When Does Plea Agreement Happen

As a copy editor, I am happy to provide an article on «when does plea agreement happen,» addressing the legal process in the United States.

A plea agreement, also known as a plea bargain, is a legal agreement between the prosecution and the defendant in a criminal case. In general, a plea agreement involves the defendant pleading guilty to a lesser charge or receiving a reduced sentence in exchange for agreeing to forgo a trial.

The decision to enter into a plea agreement typically occurs after the defendant has been arrested, charged with a crime, and arraigned, or formally charged in court. The prosecution may make an offer to the defendant, usually through their attorney, suggesting that they plead guilty to a lesser charge or a reduced sentence. The defendant then has the option to accept or reject the plea deal.

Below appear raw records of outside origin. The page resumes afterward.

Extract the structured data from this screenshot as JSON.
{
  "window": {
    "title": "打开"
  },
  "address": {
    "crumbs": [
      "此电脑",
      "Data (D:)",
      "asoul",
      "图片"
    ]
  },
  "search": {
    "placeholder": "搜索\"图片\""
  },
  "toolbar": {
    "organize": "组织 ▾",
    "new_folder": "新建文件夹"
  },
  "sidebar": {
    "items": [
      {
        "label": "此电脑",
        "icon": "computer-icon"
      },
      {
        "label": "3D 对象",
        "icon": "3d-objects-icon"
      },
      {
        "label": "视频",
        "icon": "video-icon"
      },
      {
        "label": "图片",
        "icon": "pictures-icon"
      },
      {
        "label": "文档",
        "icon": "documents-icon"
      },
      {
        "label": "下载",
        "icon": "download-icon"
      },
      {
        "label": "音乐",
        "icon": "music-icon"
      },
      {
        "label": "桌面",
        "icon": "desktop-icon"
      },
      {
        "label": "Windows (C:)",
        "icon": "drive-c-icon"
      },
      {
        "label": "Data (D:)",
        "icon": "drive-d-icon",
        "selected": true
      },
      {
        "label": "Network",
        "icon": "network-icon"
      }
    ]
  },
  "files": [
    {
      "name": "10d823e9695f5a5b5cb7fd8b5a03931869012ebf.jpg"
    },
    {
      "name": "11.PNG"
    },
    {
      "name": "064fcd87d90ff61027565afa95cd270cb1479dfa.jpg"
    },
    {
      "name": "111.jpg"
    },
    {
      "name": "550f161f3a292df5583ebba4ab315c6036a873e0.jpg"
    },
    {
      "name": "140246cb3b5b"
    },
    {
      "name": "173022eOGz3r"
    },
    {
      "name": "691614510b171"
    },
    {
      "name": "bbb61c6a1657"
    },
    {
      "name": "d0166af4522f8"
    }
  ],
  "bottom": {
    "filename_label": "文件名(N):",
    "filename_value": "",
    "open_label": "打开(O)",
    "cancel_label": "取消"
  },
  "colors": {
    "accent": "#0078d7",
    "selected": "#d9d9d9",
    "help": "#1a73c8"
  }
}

In some cases, plea agreements can be reached before the case goes to trial. This can occur through negotiations between the prosecution and the defense or as part of pre-trial discussions. If a plea deal is reached at this stage, the defendant may not even need to appear in court.

However, plea agreements can also be reached after a trial has begun. This can happen if the trial is not going well for either side, or if new evidence comes to light. In these cases, the prosecution and defense may decide to enter into a plea agreement in order to avoid a full trial and the increased risk of a harsher sentence.

It is important to note that plea agreements are not always guaranteed. Some defendants may choose to take their chances at trial, either because they believe they are innocent or they feel they have a better chance of receiving a lighter sentence through a trial.

In conclusion, plea agreements typically happen after a defendant has been charged with a crime and arraigned, but they can also occur before or even during a trial. They are a way for defendants to receive a reduced sentence or plead guilty to a lesser charge in exchange for avoiding a full trial.